The problems with the Pittsburgh Steelers offense have been obvious for years, and it has become quite clear that the source of those problems is now gone. In just a few months on the job, Todd Haley has identified that his quarterback is very good at the play-action pass and that running the ball more effectively will help improve that facet of the offense.
Why couldn't Bruce Arians figure out in five years what Haley has begun to implement in just two OTAs? Who knows? But the important thing is that the Steelers offense now has a direction—a very good direction.
As reported in the Pittsburgh Post-Gazette, the Steelers offense will be using a fullback in an effort to improve the effectiveness of the running game as well as use the backs more out of the backfield in the passing game.
The news that will get many fans excited is that the Steelers will now have a designated fullback on the roster.
"Yeah, there's a fullback in the offense," Redman said (via the Pittsburgh Post-Gazette). "They moved David Johnson over to fullback. He's not a tight end anymore, he's strictly a fullback now."
While Johnson has not been stellar at fullback, the devotion to the position will mean that he can focus his attention on perfecting his craft rather than doubling as a tight end as Redman points out.
"That's going to help develop him," Redman said (via the Pittsburgh Post-Gazette), "now that he's in our meeting rooms and being able to see what type of blocks that we have, and what type of blocks that we want from him. Instead of him being a tight end in the tight-end room and kind of doing fullback as a second job, he's strictly focusing on fullback. I think that will help him a lot."
Johnson will compete with Will Johnson for the starting fullback role in what should be an intriguing competition.
Not only did the Steelers identify that they want a fullback to be a part of the offense, but more importantly, it shows that they are having a philosophical change with what they plan to do under Haley, and it appears that they are committed to improving the run.
The new commitment to the ground game is what is exciting, not naming a fullback.
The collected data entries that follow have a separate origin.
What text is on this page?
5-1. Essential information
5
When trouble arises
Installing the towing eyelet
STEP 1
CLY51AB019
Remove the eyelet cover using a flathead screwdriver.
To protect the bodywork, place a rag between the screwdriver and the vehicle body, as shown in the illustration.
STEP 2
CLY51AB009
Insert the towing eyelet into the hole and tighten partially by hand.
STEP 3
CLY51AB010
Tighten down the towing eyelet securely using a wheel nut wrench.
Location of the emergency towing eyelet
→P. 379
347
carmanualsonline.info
Let's be clear, too, we are not talking about a ground-and-pound offense, but instead, one that can use the run to set up the play-action pass.
There are few quarterbacks in the league as good as Roethlisberger when it comes to the play-action passing attack, and it is hard to believe the Steelers have gone so long without it being a staple of their offense. With Mike Wallace and Antonio Brown as deep threats, the Steelers should be in store for some big plays when they catch defenses looking for the run off-guard.
A strong ground game should help draw defenders close to the line, and the offseason moves so far have shown that the Steelers are serious about improving this area of the offense.
By moving Johnson to fullback and adding David DeCastro and Mike Adams in the draft, they have significantly improved the blocking in front of Redman, who may be the most important component to an improved ground game.
Redman is a powerful runner who rarely is stopped for a loss, so in other words, the complete opposite of Rashard Mendenhall. Now, with improved blocking in front of him, he will be even tougher to stop.
An effective running attack will help draw defenders to the line, which will provide the offense with plenty of opportunities to take their shots down field to Wallace and Brown. This will be much less predictable than what we have seen over the past several seasons. More importantly, it will be a better option than letting Roethlisberger scramble all over the field trying to avoid bltizing defenders before he heaves up a bomb on an improvised play.
Roethlisberger already throws a good deep ball and will finally get a chance to go back to one of his strengths and one that does not get him sacked 50 times a season. Haley will win a lot of fans if the Steelers are able to execute this area of the offense.
Pittsburgh will also look to throw the ball to the running backs out of the backfield. Redman has surprising soft hands for a big back, and Baron Batch and Chris Rainey are both threats in this area as well. By dumping the ball off to the backs, Roethlisberger will also save some unnecessary hits while potentially creating a big play.
All too often, we have watched Roethlisberger scramble and then take a sack or take an unnecessary risk down field when a running back is standing wide open for a potential big gain. By emphasizing using the backs in the passing game, Roethlisberger will be less prone to taking unnecessary hits while improving the chance of big plays.
The improved athleticism on the offensive line should be able to get out in front and block for the running backs looking to make plays in the passing game. Who knows, maybe the Steelers will even look to develop screen passes to the running backs.
As it stands now, the offense is perfectly set up for a play-action style of play, and it just took a coordinator change to finally realize this. As simple as it seems, Haley is designing an offense to his team's strengths, and that should reflect in the overall production of the offense in 2012.
The days of exploiting their own weaknesses is gone for the Steelers offense. With the new system in place, they have a chance to be one of the top offenses in the league, and this will carry them a long way this season.